Dr. Enrico Pirotta, who studied for his PhD at the University of Aberdeen, received the RSPB Conservation Science Award for an outstanding PhD at a ceremony at the Zoological Society of London last night (Thursday, May 26).
The award for an outstanding PhD thesis is open to postgraduates who have been awarded a PhD in any area of conservation science at a UK university within the last two years. Students are nominated by their academic departments, and a winner is selected by a team of scientists at the RSPB.
Dr Pirotta’s thesis looked at the potential consequences of expanding human activities at sea on marine life. For long-lived marine mammals it is hard to detect effects at a population level. Therefore, although European legislation calls for the protection of the conservation status of populations of these animals, we are often limited to observing only short-term changes in behaviour, the significance of which is unknown. In the context of an international effort to address such problems led by Prof. John Harwood (University of St Andrews), Dr Pirotta worked with Dr. David Lusseau and Prof. Paul Thompson at the University of Aberdeen to develop a modelling tool that can help to bridge this gap for the population of bottlenose dolphins ranging along the North-East coast of Scotland.
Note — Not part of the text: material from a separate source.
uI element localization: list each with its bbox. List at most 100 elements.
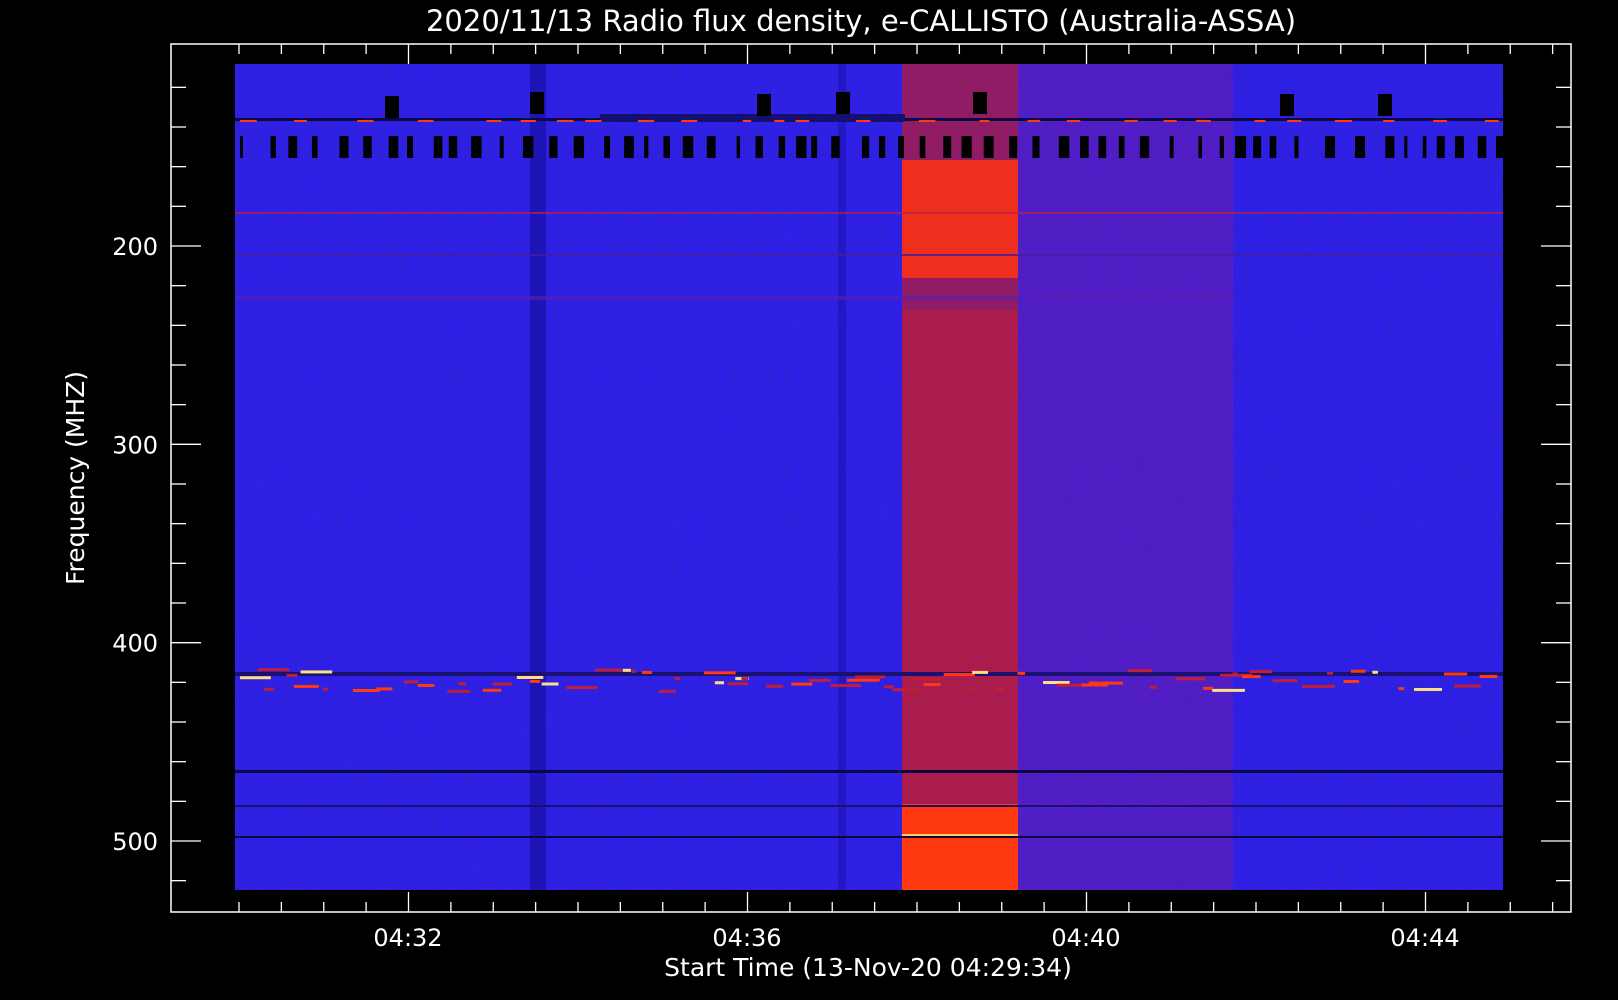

All his PhD thesis chapters are already published and over the past three years, Enrico has produced seven articles in top-tier journals directly linked to his thesis and seven in collaboration with others, using his analytical skills to help make an impact to better our ability to understand our impacts on the marine environment.
Dr Pirotta said: “I am extremely honoured to receive this award. With my work as a researcher I hope to contribute to the understanding and the preservation of the natural world. The achievements of RSPB in the field of conservation have always been a source of inspiration for me, and this award is an important encouragement to continue along this challenging path.
“The completion of my PhD would not have been possible without the invaluable support of my supervisors, Dr. David Lusseau, Professor Paul Thompson and Professor John Harwood, and of many excellent colleagues and friends that I have met along the way. I would like to express my deepest gratitude to them, and to RSPB for this exciting recognition of my work.”
Dr. David Lusseau, who supervised Dr Pirotta’s PhD added: “Enrico’s work has had momentous impact, transforming the way regulators can appraise the impact new developments might have on long-lived, slow reproducing species such as cetaceans. In the short time of his PhD thesis, Enrico has made an impact in the UK, helping the Scottish government with tourism management, coastal urbanisation management, and marine renewable management. His innovative work is already being applied abroad to aid in difficult marine activity management cases.”
Dr Pirotta joined the University of Aberdeen in 2012 after receiving a MASTS Prize studentship from the Marine Alliance for Science and Technology for Scotland.
Enrico has now taken up a postdoctoral researcher position with Pr. Leslie New at Washington State University working on the investigation of the cumulative impacts of human disturbances on blue whales and elephant seals.